Leggiamo, nella pronuncia della Corte d'Appello, che «Malgrado il contratto di locazione comporti il trasferimento al conduttore dell'uso e del godimento sia della singola unità immobiliare sia dei servizi accessori e delle parti comuni dell'edificio, una siffatta detenzione non esclude i poteri di controllo, di vigilanza e, in genere, di custodia spettanti al proprietario-locatore, il quale conserva un effettivo potere fisico sull'entità immobiliare locata - ancorché in un ambito in parte diverso da quello in cui si esplica il potere di custodia del conduttore - con conseguente obbligo di vigilanza sullo stato di conservazione delle strutture edilizie e sull'efficienza degli impianti. Gravano, pertanto, sui condomini le responsabilità per danni subiti da terzi (nel novero dei quali vanno ricompresi anche i conduttori di appartamenti siti nell'edificio) in conseguenza di omissioni addebitabili all'amministrazione del condominio ovvero di inerzia da parte dell'assemblea condominiale nell'adottare gli opportuni provvedimenti atti ad eliminare una situazione di pericolo (in tal senso, Cassazione civile sez.

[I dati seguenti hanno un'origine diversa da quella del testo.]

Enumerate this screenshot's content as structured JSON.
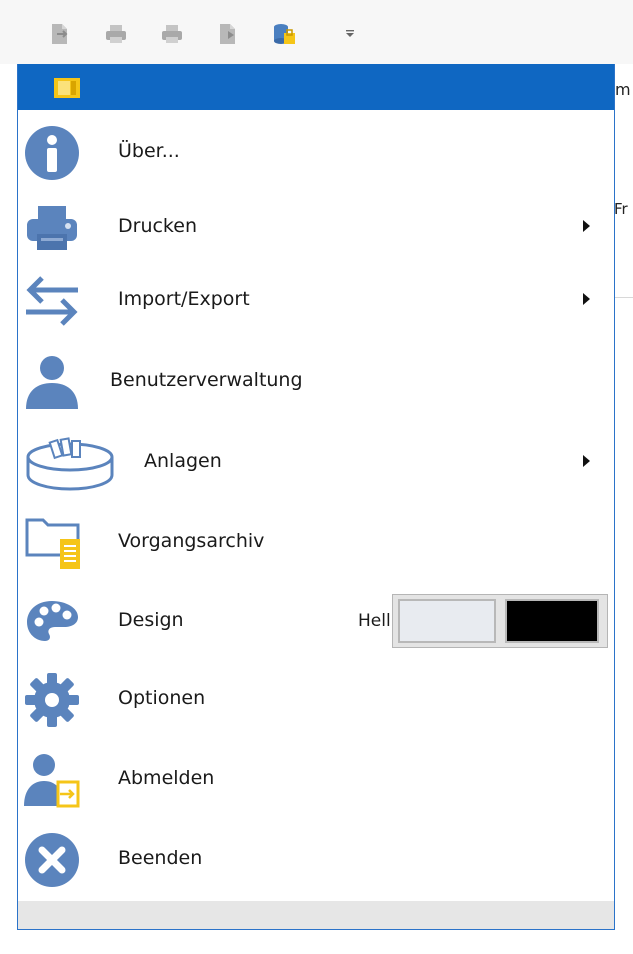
{
  "toolbar": {
    "buttons": [
      {
        "icon": "document-exit-icon"
      },
      {
        "icon": "printer-icon"
      },
      {
        "icon": "printer-icon"
      },
      {
        "icon": "document-arrow-icon"
      },
      {
        "icon": "database-lock-icon"
      }
    ],
    "more_icon": "customize-dropdown-icon"
  },
  "background_peek": {
    "text_a": "m",
    "text_b": "Fr"
  },
  "menu": {
    "header_icon": "app-logo-icon",
    "items": [
      {
        "label": "Über...",
        "icon": "info-icon",
        "submenu": false
      },
      {
        "label": "Drucken",
        "icon": "printer-icon",
        "submenu": true
      },
      {
        "label": "Import/Export",
        "icon": "import-export-icon",
        "submenu": true
      },
      {
        "label": "Benutzerverwaltung",
        "icon": "user-icon",
        "submenu": false
      },
      {
        "label": "Anlagen",
        "icon": "attachment-tray-icon",
        "submenu": true
      },
      {
        "label": "Vorgangsarchiv",
        "icon": "folder-archive-icon",
        "submenu": false
      },
      {
        "label": "Design",
        "icon": "palette-icon",
        "submenu": false
      },
      {
        "label": "Optionen",
        "icon": "gear-icon",
        "submenu": false
      },
      {
        "label": "Abmelden",
        "icon": "logout-icon",
        "submenu": false
      },
      {
        "label": "Beenden",
        "icon": "close-circle-icon",
        "submenu": false
      }
    ],
    "design": {
      "theme_label": "Hell",
      "swatches": [
        {
          "name": "light",
          "color": "#e8ebf0"
        },
        {
          "name": "dark",
          "color": "#000000"
        }
      ]
    }
  },
  "colors": {
    "accent": "#0f67c2",
    "icon_blue": "#5b84bd",
    "icon_yellow": "#f5c518"
  }
}
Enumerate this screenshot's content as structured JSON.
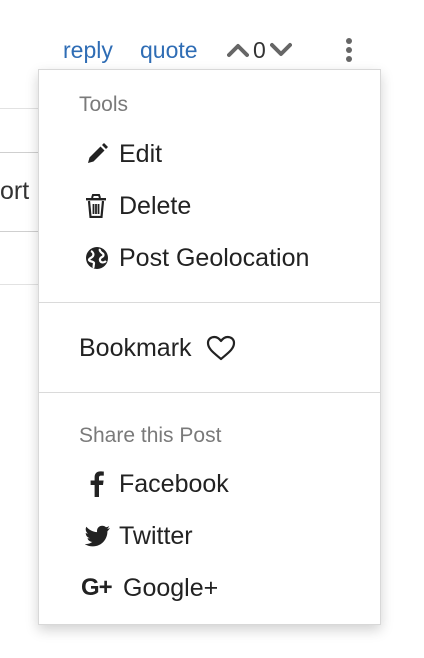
{
  "toolbar": {
    "reply_label": "reply",
    "quote_label": "quote",
    "vote_count": "0"
  },
  "background": {
    "partial_text": "ort"
  },
  "menu": {
    "tools_header": "Tools",
    "tools": [
      {
        "label": "Edit",
        "icon": "pencil-icon"
      },
      {
        "label": "Delete",
        "icon": "trash-icon"
      },
      {
        "label": "Post Geolocation",
        "icon": "globe-icon"
      }
    ],
    "bookmark": {
      "label": "Bookmark",
      "icon": "heart-icon"
    },
    "share_header": "Share this Post",
    "share": [
      {
        "label": "Facebook",
        "icon": "facebook-icon"
      },
      {
        "label": "Twitter",
        "icon": "twitter-icon"
      },
      {
        "label": "Google+",
        "icon": "google-plus-icon",
        "icon_text": "G+"
      }
    ]
  },
  "colors": {
    "link": "#2f6db5",
    "text": "#222222",
    "muted": "#7a7a7a"
  }
}
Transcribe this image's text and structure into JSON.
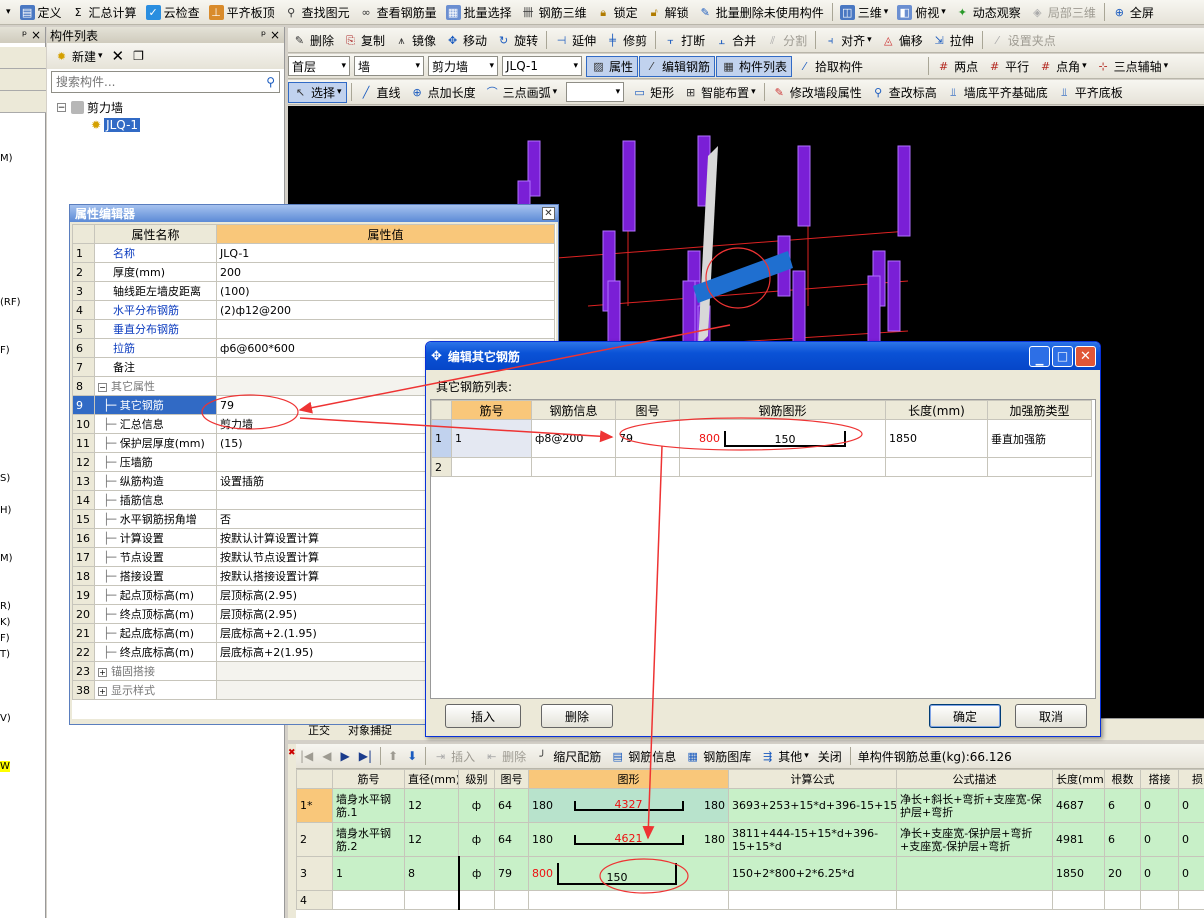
{
  "toolbar1": [
    "定义",
    "汇总计算",
    "云检查",
    "平齐板顶",
    "查找图元",
    "查看钢筋量",
    "批量选择",
    "钢筋三维",
    "锁定",
    "解锁",
    "批量删除未使用构件",
    "三维",
    "俯视",
    "动态观察",
    "局部三维",
    "全屏"
  ],
  "toolbar2": [
    "删除",
    "复制",
    "镜像",
    "移动",
    "旋转",
    "延伸",
    "修剪",
    "打断",
    "合并",
    "分割",
    "对齐",
    "偏移",
    "拉伸",
    "设置夹点"
  ],
  "toolbar3": {
    "floor": "首层",
    "type": "墙",
    "sub": "剪力墙",
    "comp": "JLQ-1",
    "buttons": [
      "属性",
      "编辑钢筋",
      "构件列表",
      "拾取构件"
    ],
    "right": [
      "两点",
      "平行",
      "点角",
      "三点辅轴"
    ]
  },
  "toolbar4": [
    "选择",
    "直线",
    "点加长度",
    "三点画弧",
    "矩形",
    "智能布置",
    "修改墙段属性",
    "查改标高",
    "墙底平齐基础底",
    "平齐底板"
  ],
  "comp_panel": {
    "title": "构件列表",
    "new_label": "新建",
    "search_placeholder": "搜索构件...",
    "tree_root": "剪力墙",
    "tree_child": "JLQ-1"
  },
  "left_stub": [
    "M)",
    "(RF)",
    "F)",
    "S)",
    "H)",
    "M)",
    "R)",
    "K)",
    "F)",
    "T)",
    "V)",
    "W"
  ],
  "prop_editor": {
    "title": "属性编辑器",
    "col_name": "属性名称",
    "col_value": "属性值",
    "rows": [
      {
        "n": "1",
        "name": "名称",
        "value": "JLQ-1",
        "style": "blue"
      },
      {
        "n": "2",
        "name": "厚度(mm)",
        "value": "200",
        "style": ""
      },
      {
        "n": "3",
        "name": "轴线距左墙皮距离",
        "value": "(100)",
        "style": ""
      },
      {
        "n": "4",
        "name": "水平分布钢筋",
        "value": "(2)ф12@200",
        "style": "blue"
      },
      {
        "n": "5",
        "name": "垂直分布钢筋",
        "value": "",
        "style": "blue"
      },
      {
        "n": "6",
        "name": "拉筋",
        "value": "ф6@600*600",
        "style": "blue"
      },
      {
        "n": "7",
        "name": "备注",
        "value": "",
        "style": ""
      },
      {
        "n": "8",
        "name": "其它属性",
        "value": "",
        "style": "group"
      },
      {
        "n": "9",
        "name": "其它钢筋",
        "value": "79",
        "style": "sel"
      },
      {
        "n": "10",
        "name": "汇总信息",
        "value": "剪力墙",
        "style": "sub"
      },
      {
        "n": "11",
        "name": "保护层厚度(mm)",
        "value": "(15)",
        "style": "sub"
      },
      {
        "n": "12",
        "name": "压墙筋",
        "value": "",
        "style": "sub"
      },
      {
        "n": "13",
        "name": "纵筋构造",
        "value": "设置插筋",
        "style": "sub"
      },
      {
        "n": "14",
        "name": "插筋信息",
        "value": "",
        "style": "sub"
      },
      {
        "n": "15",
        "name": "水平钢筋拐角增",
        "value": "否",
        "style": "sub"
      },
      {
        "n": "16",
        "name": "计算设置",
        "value": "按默认计算设置计算",
        "style": "sub"
      },
      {
        "n": "17",
        "name": "节点设置",
        "value": "按默认节点设置计算",
        "style": "sub"
      },
      {
        "n": "18",
        "name": "搭接设置",
        "value": "按默认搭接设置计算",
        "style": "sub"
      },
      {
        "n": "19",
        "name": "起点顶标高(m)",
        "value": "层顶标高(2.95)",
        "style": "sub"
      },
      {
        "n": "20",
        "name": "终点顶标高(m)",
        "value": "层顶标高(2.95)",
        "style": "sub"
      },
      {
        "n": "21",
        "name": "起点底标高(m)",
        "value": "层底标高+2.(1.95)",
        "style": "sub"
      },
      {
        "n": "22",
        "name": "终点底标高(m)",
        "value": "层底标高+2(1.95)",
        "style": "sub"
      },
      {
        "n": "23",
        "name": "锚固搭接",
        "value": "",
        "style": "group"
      },
      {
        "n": "38",
        "name": "显示样式",
        "value": "",
        "style": "group"
      }
    ]
  },
  "dialog": {
    "title": "编辑其它钢筋",
    "list_label": "其它钢筋列表:",
    "headers": [
      "筋号",
      "钢筋信息",
      "图号",
      "钢筋图形",
      "长度(mm)",
      "加强筋类型"
    ],
    "row1": {
      "n": "1",
      "jh": "1",
      "info": "ф8@200",
      "tuhao": "79",
      "shape_left": "800",
      "shape_mid": "150",
      "length": "1850",
      "type": "垂直加强筋"
    },
    "row2": {
      "n": "2"
    },
    "insert": "插入",
    "delete": "删除",
    "ok": "确定",
    "cancel": "取消"
  },
  "bottom_tabs": [
    "正交",
    "对象捕捉"
  ],
  "rebar_toolbar": {
    "items": [
      "插入",
      "删除",
      "缩尺配筋",
      "钢筋信息",
      "钢筋图库",
      "其他",
      "关闭"
    ],
    "total": "单构件钢筋总重(kg):66.126"
  },
  "rebar_table": {
    "headers": [
      "筋号",
      "直径(mm)",
      "级别",
      "图号",
      "图形",
      "计算公式",
      "公式描述",
      "长度(mm)",
      "根数",
      "搭接",
      "损"
    ],
    "rows": [
      {
        "n": "1*",
        "jh": "墙身水平钢筋.1",
        "d": "12",
        "lv": "ф",
        "th": "64",
        "l": "180",
        "m": "4327",
        "r": "180",
        "f": "3693+253+15*d+396-15+15*d",
        "desc": "净长+斜长+弯折+支座宽-保护层+弯折",
        "len": "4687",
        "cnt": "6",
        "dj": "0",
        "s": "0"
      },
      {
        "n": "2",
        "jh": "墙身水平钢筋.2",
        "d": "12",
        "lv": "ф",
        "th": "64",
        "l": "180",
        "m": "4621",
        "r": "180",
        "f": "3811+444-15+15*d+396-15+15*d",
        "desc": "净长+支座宽-保护层+弯折+支座宽-保护层+弯折",
        "len": "4981",
        "cnt": "6",
        "dj": "0",
        "s": "0"
      },
      {
        "n": "3",
        "jh": "1",
        "d": "8",
        "lv": "ф",
        "th": "79",
        "l": "800",
        "m": "150",
        "r": "",
        "f": "150+2*800+2*6.25*d",
        "desc": "",
        "len": "1850",
        "cnt": "20",
        "dj": "0",
        "s": "0"
      },
      {
        "n": "4",
        "jh": "",
        "d": "",
        "lv": "",
        "th": "",
        "l": "",
        "m": "",
        "r": "",
        "f": "",
        "desc": "",
        "len": "",
        "cnt": "",
        "dj": "",
        "s": ""
      }
    ]
  },
  "colors": {
    "accent": "#316ac5",
    "viewport": "#000000",
    "green_row": "#c8f0c8",
    "red": "#e11111",
    "purple": "#7a1fd6"
  }
}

III, 05/12/1981, n. 6467 con riferimento all'anomalo funzionamento del congegno meccanico di chiusura del cancello condominiale)».

Perché il Collegio parla di «condominio», quando non ci è dato rinvenire, tra le parti del giudizio, alcun ente di gestione, ma solamente i danneggiati e le società proprietaria e conduttrice degli immobili?

Riusciamo a leggere, in altra parte della sentenza, che la Beta Srl, costruttrice e proprietaria del complesso immobiliare, costituito da 3 blocchi distinti denominati A, B e C, costituiti da 4 appartamenti ciascuno, aveva alienato un immobile del blocco B ed aveva concesso in locazione tutti i 4 appartamenti del blocco A alla Alfa Srl.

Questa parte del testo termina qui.